The aim of this study is to learn about neonatal purpura fulminans (NPF), a rare blood clot condition (when blood becomes solid and blocks a vein) in babies that is not well understood. Gathering information about your child’s experience with NPF, along with those of children from other countries, we can conduct future research that will help us better understand the nature of this condition. As NPF is a rare condition, international collaboration is important for improving our current understanding of this condition. The gathered information will be entered into the Neonatal Purpura Fulminans Registry, which is a medical database at the Hospital for Sick Children (SickKids) and supported by the International Society of Thrombosis and Hemostasis (ISTH).
Inclusion criteria:
1. Birth to 18-year-old patients who fulfill the diagnostic criteria for congenital NPF, regardless of their outcome, including death, as stated below:
2. Protein C or protein S circulating levels below 0.2 U/ml
3. Typical cutaneous purpura fulminans lesion with confirmed diagnosis previously made on parents.
4. For a genetic diagnosis, both double heterozygosity and homozygosity for either protein C or S gene mutation will be accepted.

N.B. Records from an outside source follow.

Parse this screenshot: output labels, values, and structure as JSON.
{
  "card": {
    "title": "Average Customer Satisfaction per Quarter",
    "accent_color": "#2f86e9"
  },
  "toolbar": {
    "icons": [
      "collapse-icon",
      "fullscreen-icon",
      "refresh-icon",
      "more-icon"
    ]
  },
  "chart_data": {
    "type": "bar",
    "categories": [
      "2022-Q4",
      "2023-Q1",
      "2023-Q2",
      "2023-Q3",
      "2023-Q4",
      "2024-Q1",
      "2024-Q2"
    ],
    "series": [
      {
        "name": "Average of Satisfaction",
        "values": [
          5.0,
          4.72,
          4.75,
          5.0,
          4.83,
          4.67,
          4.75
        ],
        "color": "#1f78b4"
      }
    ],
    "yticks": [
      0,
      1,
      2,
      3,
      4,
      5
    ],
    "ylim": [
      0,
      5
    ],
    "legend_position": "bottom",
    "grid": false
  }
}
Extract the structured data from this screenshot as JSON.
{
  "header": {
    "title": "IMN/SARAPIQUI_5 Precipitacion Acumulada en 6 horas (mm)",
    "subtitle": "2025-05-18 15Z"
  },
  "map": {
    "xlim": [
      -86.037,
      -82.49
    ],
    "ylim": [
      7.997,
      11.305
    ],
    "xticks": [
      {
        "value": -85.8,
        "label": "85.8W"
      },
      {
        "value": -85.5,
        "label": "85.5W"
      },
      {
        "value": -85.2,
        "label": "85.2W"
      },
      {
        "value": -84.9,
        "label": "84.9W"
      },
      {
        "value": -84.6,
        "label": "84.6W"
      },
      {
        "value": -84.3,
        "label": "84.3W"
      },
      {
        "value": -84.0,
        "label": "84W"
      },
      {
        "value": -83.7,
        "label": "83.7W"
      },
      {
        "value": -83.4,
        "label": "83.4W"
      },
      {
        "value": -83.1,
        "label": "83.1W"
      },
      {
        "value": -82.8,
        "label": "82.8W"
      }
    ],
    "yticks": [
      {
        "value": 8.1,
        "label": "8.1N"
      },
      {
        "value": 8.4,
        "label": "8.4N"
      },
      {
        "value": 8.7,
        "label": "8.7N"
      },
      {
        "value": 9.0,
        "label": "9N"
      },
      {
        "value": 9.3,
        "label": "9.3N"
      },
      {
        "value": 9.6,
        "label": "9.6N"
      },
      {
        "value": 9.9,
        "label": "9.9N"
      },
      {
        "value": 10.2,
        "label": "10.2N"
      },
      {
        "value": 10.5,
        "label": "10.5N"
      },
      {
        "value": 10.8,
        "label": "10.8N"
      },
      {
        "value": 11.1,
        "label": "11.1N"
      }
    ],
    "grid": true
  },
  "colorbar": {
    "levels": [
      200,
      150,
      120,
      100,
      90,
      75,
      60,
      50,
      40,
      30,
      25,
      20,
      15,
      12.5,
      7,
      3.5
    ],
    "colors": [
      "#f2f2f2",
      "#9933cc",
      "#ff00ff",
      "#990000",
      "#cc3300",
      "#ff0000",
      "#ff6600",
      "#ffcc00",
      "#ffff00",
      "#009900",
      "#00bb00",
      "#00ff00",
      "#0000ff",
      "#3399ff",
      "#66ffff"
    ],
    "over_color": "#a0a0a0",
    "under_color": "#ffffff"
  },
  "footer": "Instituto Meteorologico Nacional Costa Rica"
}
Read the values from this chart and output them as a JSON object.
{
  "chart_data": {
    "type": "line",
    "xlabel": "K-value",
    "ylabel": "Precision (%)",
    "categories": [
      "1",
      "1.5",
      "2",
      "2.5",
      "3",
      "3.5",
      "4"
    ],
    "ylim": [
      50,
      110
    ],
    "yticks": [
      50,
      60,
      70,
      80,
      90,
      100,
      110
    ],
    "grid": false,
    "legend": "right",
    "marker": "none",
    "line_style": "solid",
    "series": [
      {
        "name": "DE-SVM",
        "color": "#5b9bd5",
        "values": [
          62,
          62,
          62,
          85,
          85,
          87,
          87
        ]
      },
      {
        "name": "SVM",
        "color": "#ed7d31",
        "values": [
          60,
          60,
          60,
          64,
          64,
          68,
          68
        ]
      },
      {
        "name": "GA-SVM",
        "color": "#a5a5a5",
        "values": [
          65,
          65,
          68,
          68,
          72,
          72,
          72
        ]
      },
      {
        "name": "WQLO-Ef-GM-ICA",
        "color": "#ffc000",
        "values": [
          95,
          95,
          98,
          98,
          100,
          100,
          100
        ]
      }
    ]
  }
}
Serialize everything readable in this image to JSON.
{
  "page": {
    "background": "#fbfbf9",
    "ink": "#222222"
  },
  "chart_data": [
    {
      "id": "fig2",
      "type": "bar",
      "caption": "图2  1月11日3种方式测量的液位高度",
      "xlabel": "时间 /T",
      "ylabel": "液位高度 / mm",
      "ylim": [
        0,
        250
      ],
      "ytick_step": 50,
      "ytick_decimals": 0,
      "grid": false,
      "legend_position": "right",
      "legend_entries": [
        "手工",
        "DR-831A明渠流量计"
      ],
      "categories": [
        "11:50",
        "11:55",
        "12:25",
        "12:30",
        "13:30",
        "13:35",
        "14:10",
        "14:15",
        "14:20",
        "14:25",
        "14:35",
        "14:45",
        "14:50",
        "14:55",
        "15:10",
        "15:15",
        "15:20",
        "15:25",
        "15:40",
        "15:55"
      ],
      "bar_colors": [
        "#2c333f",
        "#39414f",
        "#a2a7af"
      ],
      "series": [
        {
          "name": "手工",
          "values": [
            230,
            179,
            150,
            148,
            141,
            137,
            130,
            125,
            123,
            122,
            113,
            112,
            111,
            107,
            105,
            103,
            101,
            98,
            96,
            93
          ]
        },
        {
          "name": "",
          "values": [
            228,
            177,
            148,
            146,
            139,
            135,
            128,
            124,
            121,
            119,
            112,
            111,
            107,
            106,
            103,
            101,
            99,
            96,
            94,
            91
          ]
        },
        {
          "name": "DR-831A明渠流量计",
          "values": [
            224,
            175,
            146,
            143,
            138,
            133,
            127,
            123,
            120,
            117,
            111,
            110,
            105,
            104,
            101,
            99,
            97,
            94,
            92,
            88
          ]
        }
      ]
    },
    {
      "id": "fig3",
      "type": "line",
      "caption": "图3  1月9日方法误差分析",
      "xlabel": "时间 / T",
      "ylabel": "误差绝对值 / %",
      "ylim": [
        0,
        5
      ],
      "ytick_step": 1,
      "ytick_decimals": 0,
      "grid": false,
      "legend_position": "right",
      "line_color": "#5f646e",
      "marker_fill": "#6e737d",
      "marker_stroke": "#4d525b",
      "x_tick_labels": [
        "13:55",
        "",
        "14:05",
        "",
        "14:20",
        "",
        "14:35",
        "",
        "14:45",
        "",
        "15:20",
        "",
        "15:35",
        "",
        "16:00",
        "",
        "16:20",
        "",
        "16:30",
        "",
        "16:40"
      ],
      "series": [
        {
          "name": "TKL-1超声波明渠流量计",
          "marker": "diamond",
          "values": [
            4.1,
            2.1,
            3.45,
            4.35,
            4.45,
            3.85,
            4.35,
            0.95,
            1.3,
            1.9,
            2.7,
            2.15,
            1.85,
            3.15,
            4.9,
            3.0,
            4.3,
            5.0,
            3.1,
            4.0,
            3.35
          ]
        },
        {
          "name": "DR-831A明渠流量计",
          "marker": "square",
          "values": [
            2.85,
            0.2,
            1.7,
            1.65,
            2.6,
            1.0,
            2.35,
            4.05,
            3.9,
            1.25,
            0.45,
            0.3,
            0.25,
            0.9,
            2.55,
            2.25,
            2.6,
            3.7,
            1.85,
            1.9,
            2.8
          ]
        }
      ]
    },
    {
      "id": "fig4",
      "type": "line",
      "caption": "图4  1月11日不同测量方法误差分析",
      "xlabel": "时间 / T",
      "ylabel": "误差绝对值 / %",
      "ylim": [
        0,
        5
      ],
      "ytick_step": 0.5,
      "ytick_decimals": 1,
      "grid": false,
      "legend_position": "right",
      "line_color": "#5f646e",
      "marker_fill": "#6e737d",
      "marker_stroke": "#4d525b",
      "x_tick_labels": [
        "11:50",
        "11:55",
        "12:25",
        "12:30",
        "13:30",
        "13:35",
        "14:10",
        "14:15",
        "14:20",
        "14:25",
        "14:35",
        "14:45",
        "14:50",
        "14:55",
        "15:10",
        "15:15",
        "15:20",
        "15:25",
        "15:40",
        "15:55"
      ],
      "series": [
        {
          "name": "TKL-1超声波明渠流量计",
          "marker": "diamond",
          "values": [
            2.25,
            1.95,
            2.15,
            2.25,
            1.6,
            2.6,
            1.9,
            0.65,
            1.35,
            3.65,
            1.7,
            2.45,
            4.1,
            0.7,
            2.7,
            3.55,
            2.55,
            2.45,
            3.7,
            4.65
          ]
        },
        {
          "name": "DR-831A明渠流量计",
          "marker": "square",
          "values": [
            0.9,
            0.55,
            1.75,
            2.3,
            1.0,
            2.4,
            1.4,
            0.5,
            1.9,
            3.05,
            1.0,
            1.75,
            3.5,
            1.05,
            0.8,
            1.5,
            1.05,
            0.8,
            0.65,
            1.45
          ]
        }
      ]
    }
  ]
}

5. Patients who fulfil these criteria, but diagnosed prior to the commencement of the registry may also be included provided they are aged 5 years or less at the time of data entry
Exclusion criteria:
1. Any case in which acquired purpura fulminans is possible (i.e., post-infectious), or cases where lab confirmation of protein C/S deficiency (as per inclusion criteria) has not been provided
We would like your permission to collect information on your diagnosis and management of NPF and enter it into this secure database along with data from other children with NPF. As part of the study, we would also like your permission to collect information from your medical chart at 6 months of age, then yearly chart reviews by our research staff for approximately 18 years. If you qualify and you decide to be in the study, the study staff will obtain the following information about you from your medical record (no visits to CCHMC will be required):
You will not be paid to be part of this study.